I've been doing this for nearly 40 years so folding clothes is second nature to me. It also depends on how perfect your leaders expect the zone to be. Try not to get hung up on making everything exact, unless they are pushing it. As long as it looks relatively neat, that's enough for my leaders, thankfully. Perfect crispy zones don't happen that much anymore in my store, lol.

I find using the folding tables a big help, but I don't use them to create the folds, I just use them as a mobile flat surface to do my own folds.

I rarely work in BGI anymore, but when I approach a department to zone the first thing I do is take care of all the stuff on the floor and thrown over the racks. This instantly makes the area look much better. Then I start on the tables. Get a three-tier or cart to store all the abandoned merchandise that doesn't belong in your area.

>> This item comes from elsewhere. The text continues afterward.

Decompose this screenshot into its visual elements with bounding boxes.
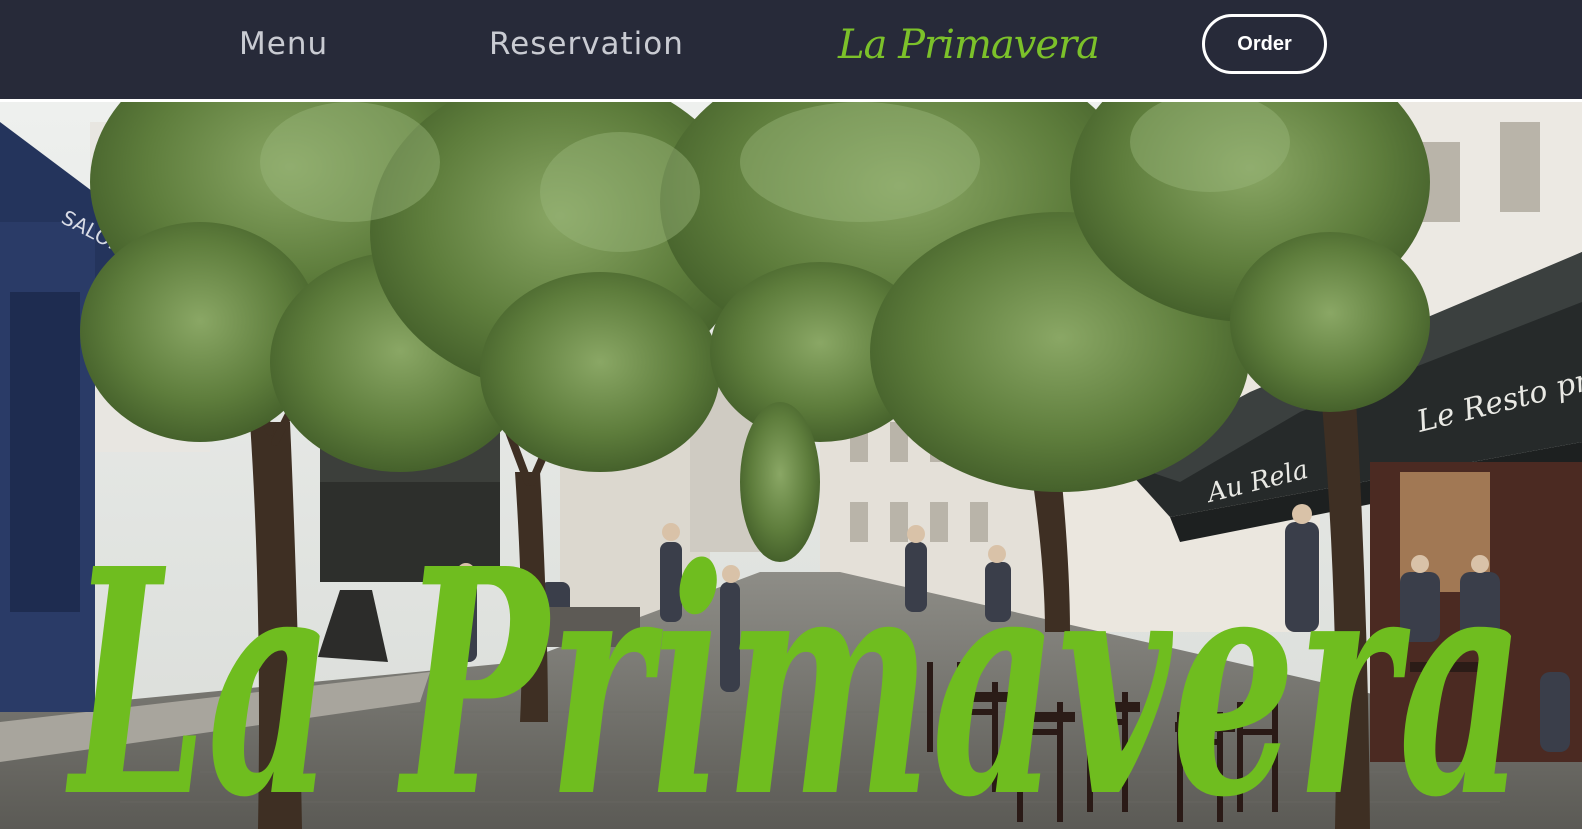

Pushing folded BGI is rough.There's so much of it and a lot of stuff ends up getting backstocked. Getting more familiar with the department and where stuff goes will help. Like with folding, it just takes practice.


----------



## Yetive (Aug 16, 2021)

Spend your time where it will be seen. Fronts of tables and aisle racks get more time than backs of tables and back of department racks.


----------



## SnoopyIsCooler (Aug 16, 2021)

When you arrive for your shift do a >5 min. Walk through and just pick up the floor. 
How well  sorted is your folded freight?   A good Inbound sort into the metro green cages  can make a big difference. During bts a separate vehicle for kids basics and only kids basics cannopen up more space in cage for better sorting. Your leader would have to work with the inbound leader for that to happen. 
Folding table is a great tool. Park the green metro cage where it is close to where u r working. I unload onto the folding table and  make stacks of (say for example the different colors of toddler girl leggings) and then work from there if the sort isn’t great from the cage.  
Zone as you go.  Folding speed comes w time. 
Hang in there.  This time of year is challenging for the best.


----------



## tm472 (Aug 16, 2021)

Thank you, everyone!! I appreciate all your tips and will try to implement them


----------